Three bills were approved in voice votes of the Subcommittee on Africa, Global Health, Global Human Rights, and International Organizations:
H.R. 1951, the Sean and David Goldman International Child Abduction Prevention and Return Act of 2013; H.R. 1897, the Vietnam Human Rights Act of 2013, and; H. Res. 131, Concerning the ongoing conflict in the Democratic Republic of the Congo and the need for international efforts toward long-term peace, stability, and observance of human rights.

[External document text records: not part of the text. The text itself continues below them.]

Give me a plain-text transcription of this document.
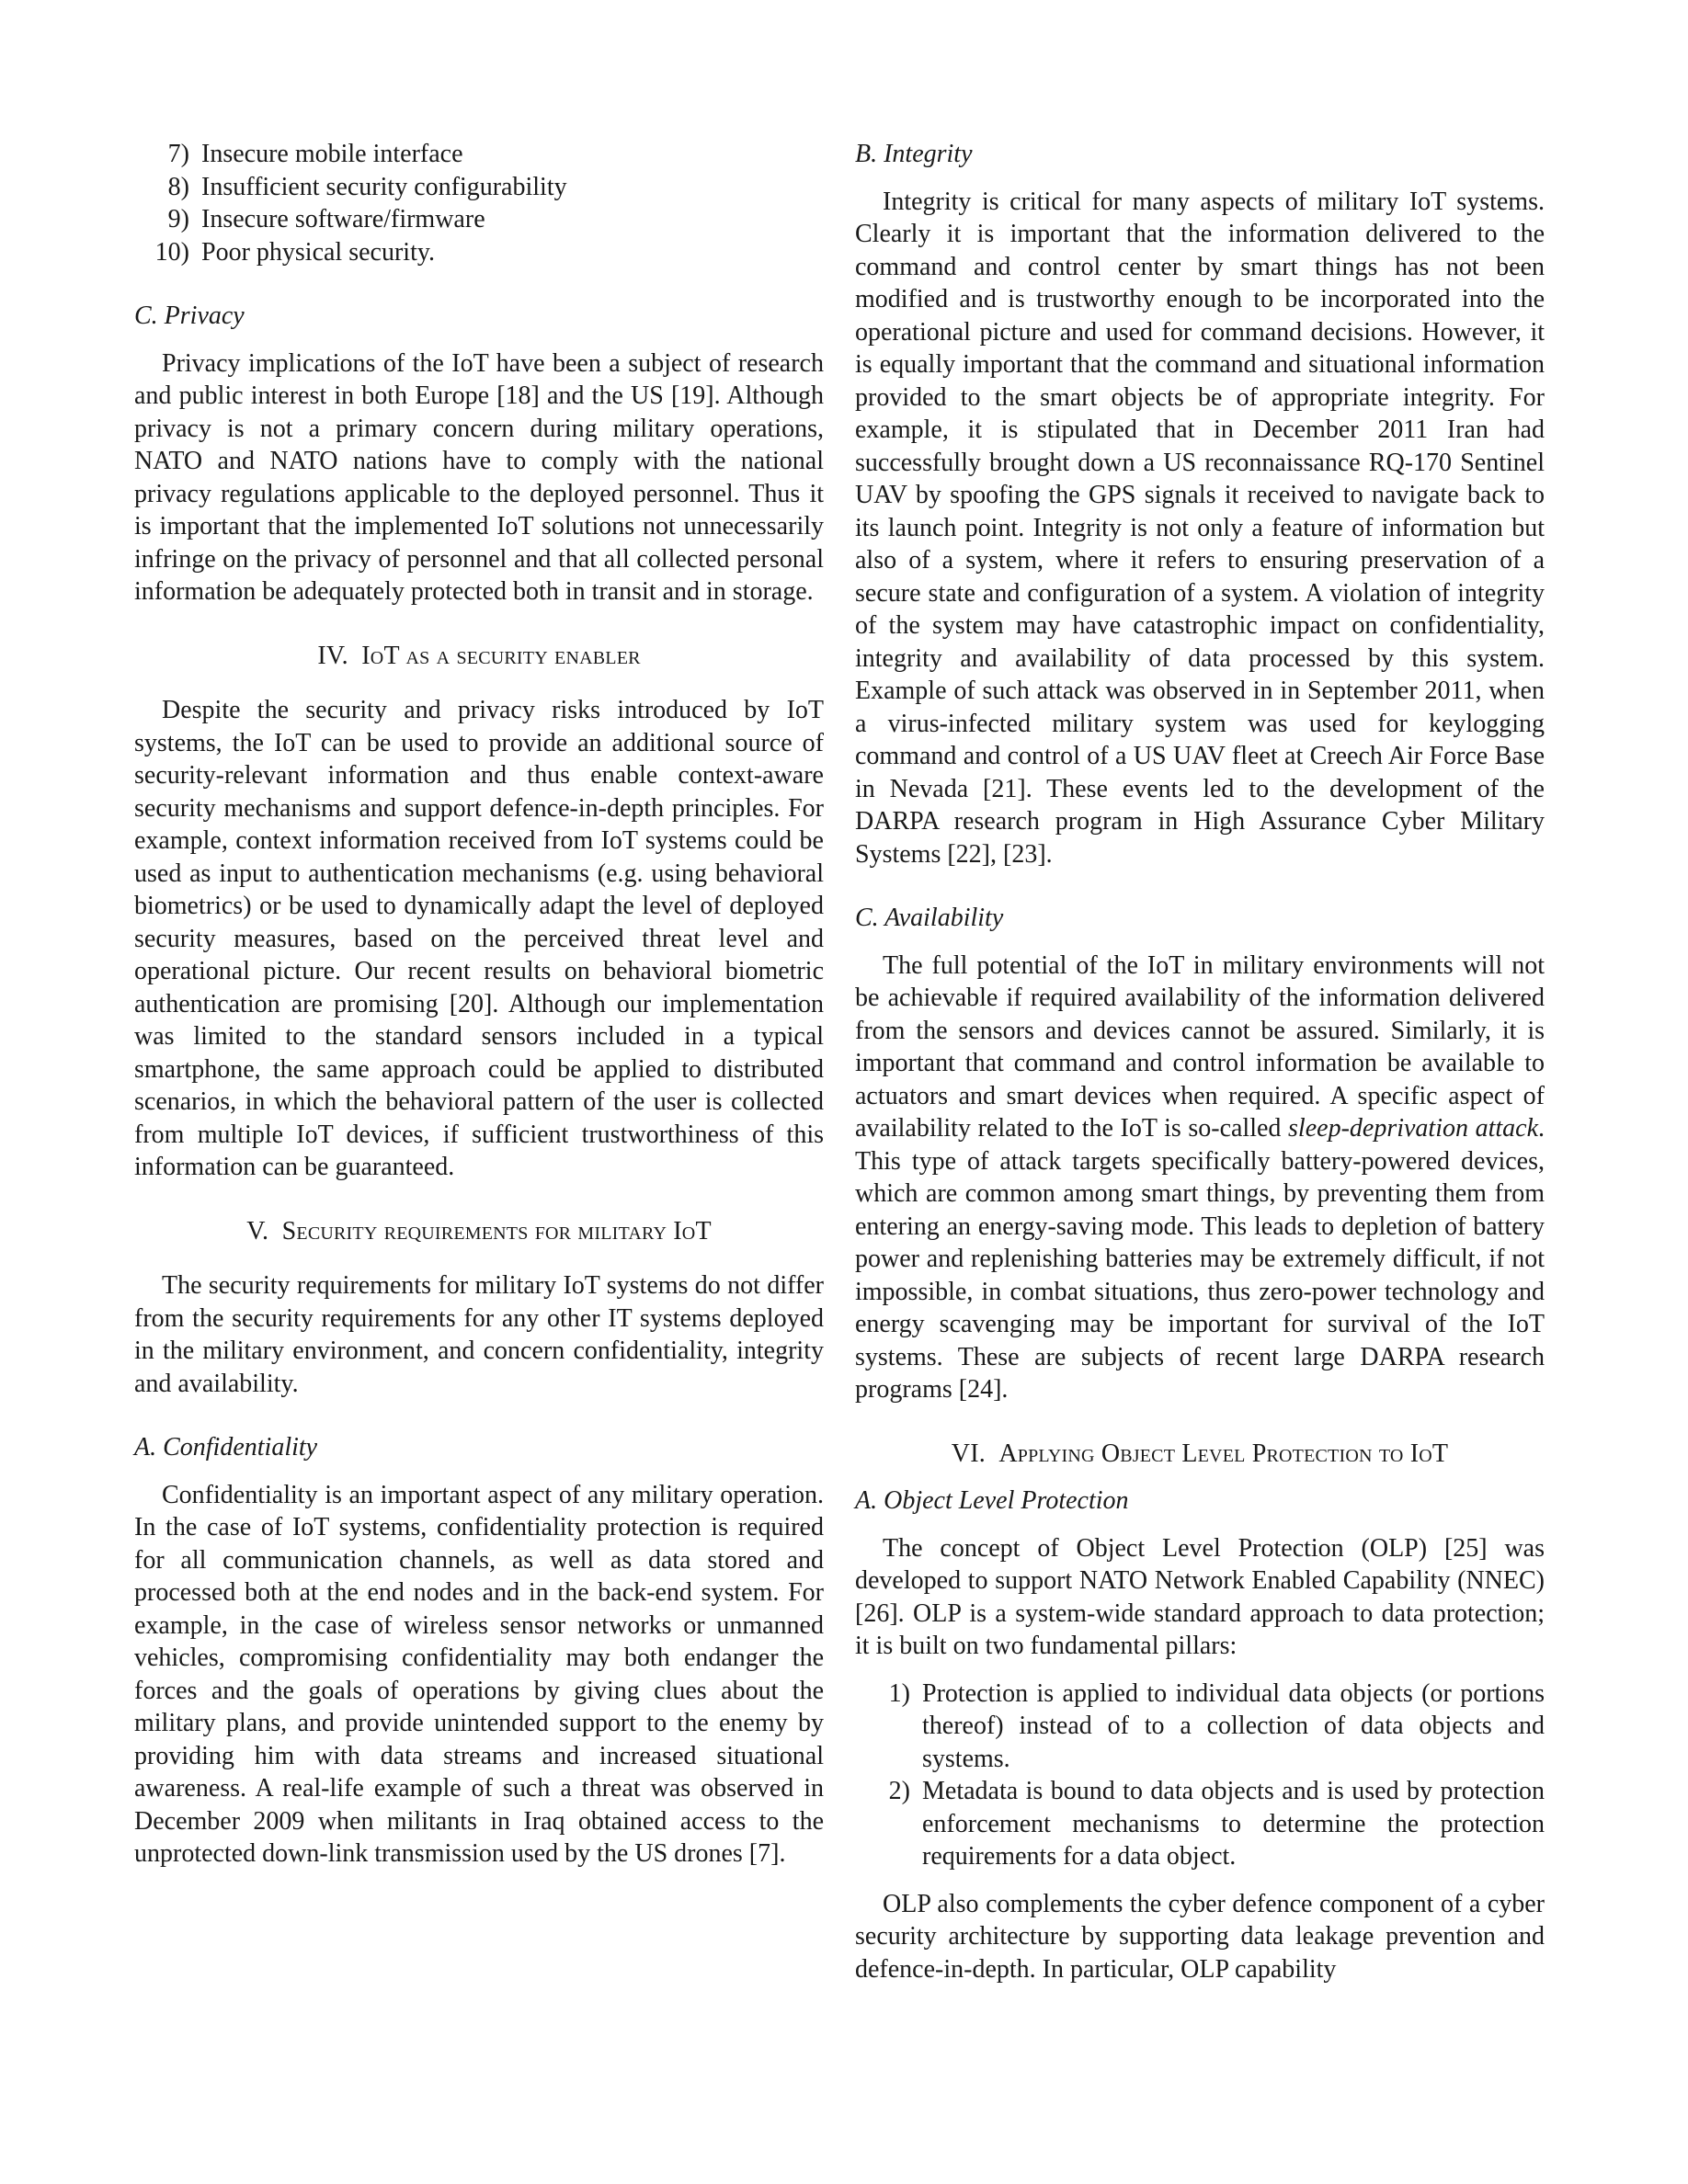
7) Insecure mobile interface
8) Insufficient security configurability
9) Insecure software/firmware
10) Poor physical security.
C. Privacy

Privacy implications of the IoT have been a subject of research and public interest in both Europe [18] and the US [19]. Although privacy is not a primary concern during military operations, NATO and NATO nations have to comply with the national privacy regulations applicable to the deployed personnel. Thus it is important that the implemented IoT solutions not unnecessarily infringe on the privacy of personnel and that all collected personal information be adequately protected both in transit and in storage.

IV. IoT as a security enabler

Despite the security and privacy risks introduced by IoT systems, the IoT can be used to provide an additional source of security-relevant information and thus enable context-aware security mechanisms and support defence-in-depth principles. For example, context information received from IoT systems could be used as input to authentication mechanisms (e.g. using behavioral biometrics) or be used to dynamically adapt the level of deployed security measures, based on the perceived threat level and operational picture. Our recent results on behavioral biometric authentication are promising [20]. Although our implementation was limited to the standard sensors included in a typical smartphone, the same approach could be applied to distributed scenarios, in which the behavioral pattern of the user is collected from multiple IoT devices, if sufficient trustworthiness of this information can be guaranteed.

V. Security requirements for military IoT

The security requirements for military IoT systems do not differ from the security requirements for any other IT systems deployed in the military environment, and concern confidentiality, integrity and availability.

A. Confidentiality

Confidentiality is an important aspect of any military operation. In the case of IoT systems, confidentiality protection is required for all communication channels, as well as data stored and processed both at the end nodes and in the back-end system. For example, in the case of wireless sensor networks or unmanned vehicles, compromising confidentiality may both endanger the forces and the goals of operations by giving clues about the military plans, and provide unintended support to the enemy by providing him with data streams and increased situational awareness. A real-life example of such a threat was observed in December 2009 when militants in Iraq obtained access to the unprotected down-link transmission used by the US drones [7].

B. Integrity

Integrity is critical for many aspects of military IoT systems. Clearly it is important that the information delivered to the command and control center by smart things has not been modified and is trustworthy enough to be incorporated into the operational picture and used for command decisions. However, it is equally important that the command and situational information provided to the smart objects be of appropriate integrity. For example, it is stipulated that in December 2011 Iran had successfully brought down a US reconnaissance RQ-170 Sentinel UAV by spoofing the GPS signals it received to navigate back to its launch point. Integrity is not only a feature of information but also of a system, where it refers to ensuring preservation of a secure state and configuration of a system. A violation of integrity of the system may have catastrophic impact on confidentiality, integrity and availability of data processed by this system. Example of such attack was observed in in September 2011, when a virus-infected military system was used for keylogging command and control of a US UAV fleet at Creech Air Force Base in Nevada [21]. These events led to the development of the DARPA research program in High Assurance Cyber Military Systems [22], [23].

C. Availability

The full potential of the IoT in military environments will not be achievable if required availability of the information delivered from the sensors and devices cannot be assured. Similarly, it is important that command and control information be available to actuators and smart devices when required. A specific aspect of availability related to the IoT is so-called sleep-deprivation attack. This type of attack targets specifically battery-powered devices, which are common among smart things, by preventing them from entering an energy-saving mode. This leads to depletion of battery power and replenishing batteries may be extremely difficult, if not impossible, in combat situations, thus zero-power technology and energy scavenging may be important for survival of the IoT systems. These are subjects of recent large DARPA research programs [24].

VI. Applying Object Level Protection to IoT
A. Object Level Protection

The concept of Object Level Protection (OLP) [25] was developed to support NATO Network Enabled Capability (NNEC) [26]. OLP is a system-wide standard approach to data protection; it is built on two fundamental pillars:

1) Protection is applied to individual data objects (or portions thereof) instead of to a collection of data objects and systems.
2) Metadata is bound to data objects and is used by protection enforcement mechanisms to determine the protection requirements for a data object.

OLP also complements the cyber defence component of a cyber security architecture by supporting data leakage prevention and defence-in-depth. In particular, OLP capability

"The damage to the child and the left behind parent is incalculable and too often life-long," said Smith of H.R. 1951. "The children especially are at risk of serious emotional and psychological problems and may experience anxiety, eating problems, nightmares, mood swings, sleep disturbances, aggressive behavior, resentment, guilt and fearfulness. Parental child abduction is child abuse. These victims are American citizens who need the help of their government when normal legal processes are unavailable or fail. Too many families have been waiting too long."
International parental child abduction occurs when one parent unlawfully moves a child from his or her country of residence, often for the purpose of permanently denying the other parent access to the child. (click here to read testimonies or watch a video of Smith's May 9 hearing on child abduction).
The subcommittee also approved Smith's Vietnam Human Rights Act of 2013, and Ranking Democrats Rep. Karen Bass's resolution on Congo.
Smith's Vietnam bill, H.R. 1897, would institute measures to improve human rights in Vietnam by prohibiting any increase in non-humanitarian assistance to the Government of Vietnam above Fiscal Year 2012 levels unless the government makes substantial progress in establishing a democracy and promoting human rights. The bill aims for improvement in freedom of religion (and releasing all religious prisoners), rights to freedom of expression, assembly and association, the release of all political prisoners, independent journalists, and labor activists, and to an end any government complicity in human trafficking.
"The Vietnamese Government continues to violate a broad array of fundamental human rights," Smith said, noting an April 11 congressional hearing that detailed widespread abuses, as well as government officials' involvement in trafficking women to Russia, Jordon and other locations. "The testimony we heard confirms religious, political and ethnic persecution continues and that Vietnamese Government officials are complicit in human trafficking."
Smith, a co-sponsor of the Congo resolution, said the international community is alarmed about the widespread rape of women and girls and forced recruitment and abuse of child soldiers in the ongoing conflict in the Democratic Republic of the Congo (DRC) and the Great Lakes region. The resolution highlights the need for international efforts to work toward long-term peace, stability, and observance of human rights, he said.
"This measure brings attention to the continuing, deplorable situation in the DRC," said Smith. "While its neighbors share the blame for the crisis that exists in the Great Lakes, H.Res. 131 also calls on the government of the DRC to investigate and prosecute its own military forces and citizens responsible for human rights abuses, and proceed with democratic and security sector reforms which it has previously agreed to."